What is the no disadvantage test?

New no-disadvantage test will apply to agreements reduction of the terms and conditions of the employee’, or employees, bound by the agreement. of protected award conditions.

Why did the majority reject the distinctive character test in the Work Choices decision?

The distinctive character test did not enjoy a majority in any decision. For example, the Justices who constituted the majority in Dingjan concluded that the relevant provision was not a law “with respect to” constitutional corporations.

What is the better off overall test?

An enterprise agreement passes the better off overall test (BOOT) if the Fair Work Commission is satisfied, at the test time, that each award covered employee, and each prospective award covered employee, would be better off overall if the agreement applied to the employee than if the relevant modern award applied to …

When did the Fair Work Act come into effect?

1 July 2009
The Fair Work system was created by the Fair Work Act 2009 and started on 1 July 2009.

What is the originalist approach to constitutional interpretation?

Originalism is a theory of the interpretation of legal texts, including the text of the Constitution. Originalists believe that the constitutional text ought to be given the original public meaning that it would have had at the time that it became law.

What are the three categories of actors or activities to which the corporations power extends to?
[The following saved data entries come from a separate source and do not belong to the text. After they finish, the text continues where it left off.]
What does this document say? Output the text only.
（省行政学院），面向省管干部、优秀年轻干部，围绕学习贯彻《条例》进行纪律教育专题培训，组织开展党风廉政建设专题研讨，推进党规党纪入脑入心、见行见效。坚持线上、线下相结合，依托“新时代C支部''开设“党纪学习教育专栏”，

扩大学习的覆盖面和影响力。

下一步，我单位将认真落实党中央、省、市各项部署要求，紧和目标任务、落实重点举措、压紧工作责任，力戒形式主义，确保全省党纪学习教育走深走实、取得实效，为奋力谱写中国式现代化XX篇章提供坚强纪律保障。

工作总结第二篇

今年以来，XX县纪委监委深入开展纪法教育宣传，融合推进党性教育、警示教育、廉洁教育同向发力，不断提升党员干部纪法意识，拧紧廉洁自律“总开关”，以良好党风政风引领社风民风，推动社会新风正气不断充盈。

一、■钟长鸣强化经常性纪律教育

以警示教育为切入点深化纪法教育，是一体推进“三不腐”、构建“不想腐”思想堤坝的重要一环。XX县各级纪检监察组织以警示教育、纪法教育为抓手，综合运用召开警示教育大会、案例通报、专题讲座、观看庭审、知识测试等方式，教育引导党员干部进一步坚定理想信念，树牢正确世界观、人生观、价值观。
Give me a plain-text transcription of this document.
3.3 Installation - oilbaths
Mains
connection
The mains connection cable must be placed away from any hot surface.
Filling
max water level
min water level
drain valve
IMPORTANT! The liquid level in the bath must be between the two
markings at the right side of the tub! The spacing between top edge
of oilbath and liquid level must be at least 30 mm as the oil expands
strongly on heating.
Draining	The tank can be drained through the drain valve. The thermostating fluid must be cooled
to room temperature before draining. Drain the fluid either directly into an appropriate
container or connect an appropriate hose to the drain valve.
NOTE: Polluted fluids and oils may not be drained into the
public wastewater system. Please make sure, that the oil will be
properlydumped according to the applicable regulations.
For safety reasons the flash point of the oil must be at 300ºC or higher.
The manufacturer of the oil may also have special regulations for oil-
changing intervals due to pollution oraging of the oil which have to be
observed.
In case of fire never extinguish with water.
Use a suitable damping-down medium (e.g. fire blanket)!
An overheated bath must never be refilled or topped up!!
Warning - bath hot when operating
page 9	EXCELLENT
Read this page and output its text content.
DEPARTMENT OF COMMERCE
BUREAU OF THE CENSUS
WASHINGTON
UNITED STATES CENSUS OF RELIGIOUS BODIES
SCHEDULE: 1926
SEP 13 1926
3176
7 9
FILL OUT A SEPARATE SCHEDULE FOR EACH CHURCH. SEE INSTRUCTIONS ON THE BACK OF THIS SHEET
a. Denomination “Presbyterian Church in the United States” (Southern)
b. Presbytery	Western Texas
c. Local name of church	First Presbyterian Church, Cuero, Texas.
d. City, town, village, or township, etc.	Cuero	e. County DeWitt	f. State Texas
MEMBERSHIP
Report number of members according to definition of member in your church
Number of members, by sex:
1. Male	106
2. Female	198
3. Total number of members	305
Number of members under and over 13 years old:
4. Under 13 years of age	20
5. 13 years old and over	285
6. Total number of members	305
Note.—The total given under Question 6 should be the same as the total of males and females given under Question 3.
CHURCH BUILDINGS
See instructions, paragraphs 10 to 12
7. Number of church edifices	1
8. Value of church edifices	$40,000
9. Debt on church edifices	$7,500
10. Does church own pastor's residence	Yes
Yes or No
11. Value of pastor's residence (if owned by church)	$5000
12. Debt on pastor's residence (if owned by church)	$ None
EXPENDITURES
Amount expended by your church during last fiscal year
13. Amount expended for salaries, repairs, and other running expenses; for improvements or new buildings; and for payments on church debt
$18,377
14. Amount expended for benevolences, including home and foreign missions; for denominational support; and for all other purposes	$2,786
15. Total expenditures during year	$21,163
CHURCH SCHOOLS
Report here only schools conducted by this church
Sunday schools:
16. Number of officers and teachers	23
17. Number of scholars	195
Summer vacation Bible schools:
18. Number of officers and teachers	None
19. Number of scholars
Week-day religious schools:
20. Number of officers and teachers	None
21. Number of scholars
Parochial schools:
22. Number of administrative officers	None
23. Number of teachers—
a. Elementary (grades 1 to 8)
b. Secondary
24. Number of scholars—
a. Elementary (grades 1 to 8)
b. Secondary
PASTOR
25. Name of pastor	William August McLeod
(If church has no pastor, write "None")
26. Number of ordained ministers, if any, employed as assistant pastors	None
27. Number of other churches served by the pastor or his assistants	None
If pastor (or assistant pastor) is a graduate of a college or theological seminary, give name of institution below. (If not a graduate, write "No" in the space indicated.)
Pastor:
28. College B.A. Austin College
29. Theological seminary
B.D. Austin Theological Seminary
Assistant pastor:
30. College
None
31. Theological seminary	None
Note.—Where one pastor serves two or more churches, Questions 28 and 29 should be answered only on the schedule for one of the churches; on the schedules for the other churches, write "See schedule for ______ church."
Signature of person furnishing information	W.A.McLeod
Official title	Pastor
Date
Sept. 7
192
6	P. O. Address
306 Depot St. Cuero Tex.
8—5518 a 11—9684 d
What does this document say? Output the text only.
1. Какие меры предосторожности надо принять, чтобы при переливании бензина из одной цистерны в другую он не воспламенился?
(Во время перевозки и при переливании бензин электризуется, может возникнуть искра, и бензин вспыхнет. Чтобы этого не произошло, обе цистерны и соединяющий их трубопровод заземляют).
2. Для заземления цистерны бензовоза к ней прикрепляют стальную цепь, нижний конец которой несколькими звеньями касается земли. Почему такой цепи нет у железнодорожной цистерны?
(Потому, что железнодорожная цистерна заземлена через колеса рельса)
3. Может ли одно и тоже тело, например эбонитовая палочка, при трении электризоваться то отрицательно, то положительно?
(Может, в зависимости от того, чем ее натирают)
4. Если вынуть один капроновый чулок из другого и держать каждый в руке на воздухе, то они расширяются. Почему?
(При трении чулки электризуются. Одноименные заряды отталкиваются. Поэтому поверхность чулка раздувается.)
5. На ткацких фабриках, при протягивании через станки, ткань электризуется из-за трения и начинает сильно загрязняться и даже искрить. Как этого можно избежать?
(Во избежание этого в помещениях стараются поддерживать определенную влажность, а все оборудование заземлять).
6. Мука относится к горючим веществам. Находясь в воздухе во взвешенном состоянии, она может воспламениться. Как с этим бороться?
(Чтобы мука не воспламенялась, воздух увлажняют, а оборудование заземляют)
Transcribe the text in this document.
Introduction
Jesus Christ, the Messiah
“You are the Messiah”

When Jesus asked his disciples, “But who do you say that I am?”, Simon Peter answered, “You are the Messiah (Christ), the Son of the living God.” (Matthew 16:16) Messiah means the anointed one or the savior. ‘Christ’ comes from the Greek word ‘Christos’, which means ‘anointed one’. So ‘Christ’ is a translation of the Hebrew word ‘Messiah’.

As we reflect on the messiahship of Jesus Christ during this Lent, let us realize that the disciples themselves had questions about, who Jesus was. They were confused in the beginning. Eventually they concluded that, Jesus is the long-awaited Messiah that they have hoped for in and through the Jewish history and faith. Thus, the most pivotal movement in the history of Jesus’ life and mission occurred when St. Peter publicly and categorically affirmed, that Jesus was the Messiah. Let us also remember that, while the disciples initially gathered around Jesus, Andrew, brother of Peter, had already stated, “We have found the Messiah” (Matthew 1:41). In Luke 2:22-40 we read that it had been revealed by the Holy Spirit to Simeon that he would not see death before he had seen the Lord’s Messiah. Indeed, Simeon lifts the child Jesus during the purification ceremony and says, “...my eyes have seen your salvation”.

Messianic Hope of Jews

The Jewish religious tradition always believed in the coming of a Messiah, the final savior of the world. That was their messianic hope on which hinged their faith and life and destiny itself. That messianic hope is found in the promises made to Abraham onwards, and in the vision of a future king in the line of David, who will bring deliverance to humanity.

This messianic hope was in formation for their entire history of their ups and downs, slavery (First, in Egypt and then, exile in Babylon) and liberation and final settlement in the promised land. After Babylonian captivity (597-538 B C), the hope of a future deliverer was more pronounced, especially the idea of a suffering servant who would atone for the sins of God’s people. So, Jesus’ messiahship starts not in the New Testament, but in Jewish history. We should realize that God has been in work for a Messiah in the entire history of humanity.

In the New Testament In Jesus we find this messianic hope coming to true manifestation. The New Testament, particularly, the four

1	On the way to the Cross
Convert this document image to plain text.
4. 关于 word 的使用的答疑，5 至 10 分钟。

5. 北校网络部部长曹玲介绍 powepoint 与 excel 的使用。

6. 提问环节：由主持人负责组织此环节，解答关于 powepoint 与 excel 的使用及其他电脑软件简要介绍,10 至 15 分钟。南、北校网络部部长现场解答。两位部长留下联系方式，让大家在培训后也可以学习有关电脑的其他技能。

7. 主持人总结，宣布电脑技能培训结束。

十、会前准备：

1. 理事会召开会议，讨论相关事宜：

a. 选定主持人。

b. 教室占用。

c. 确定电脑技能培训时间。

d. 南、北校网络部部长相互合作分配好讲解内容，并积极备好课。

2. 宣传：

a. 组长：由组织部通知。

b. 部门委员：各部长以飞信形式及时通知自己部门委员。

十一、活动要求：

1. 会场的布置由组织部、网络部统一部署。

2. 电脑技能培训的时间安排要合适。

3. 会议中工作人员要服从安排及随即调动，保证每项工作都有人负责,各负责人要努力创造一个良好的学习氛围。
Section 51(xx) extends to: (a) The regulation of the activities, functions, relationships and business of a constitutional corporation (b) The creation of rights and privileges belonging to it (c) The imposition of obligations on it, and with respect to those matters (d) In respect of (a), (b) and (c), the regulation …

What was part 1 of the Work Choices Act 2005?

Part 1—Regulations for transitional etc. provisions and consequential amendments 747 An Act to amend the law relating to workplace relations, and for related purposes This Act may be cited as the Workplace Relations Amendment (Work Choices) Act 2005.

What was the impact of WorkChoices in NSW?

The Committee calls for the repeal of theWorkplace Relations Amendment (WorkChoices) Act 2005. Failing that, the Committee calls on the NSW Government to continue the proud tradition of this State’s fair industrial relations system by taking action where it can to ameliorate the effects of WorkChoices on the people of NSW.

What was the proper characterisation of WorkChoices?

In dissenting, Kirby J concluded that the proper characterisation of WorkChoices was a law with respect to the subject matter of s51 (xxxv) and, as such, was invalid. He also expressed a view that WorkChoices failed to preserve industrial fairness or respected federalism.

How did WorkChoices change the Workplace Relations Act?

WorkChoices made a number of significant changes to the Workplace Relations Act 1996, including: formation of a single national industrial relations system in relation to incorporated corporations, to replace the separate State and federal systems.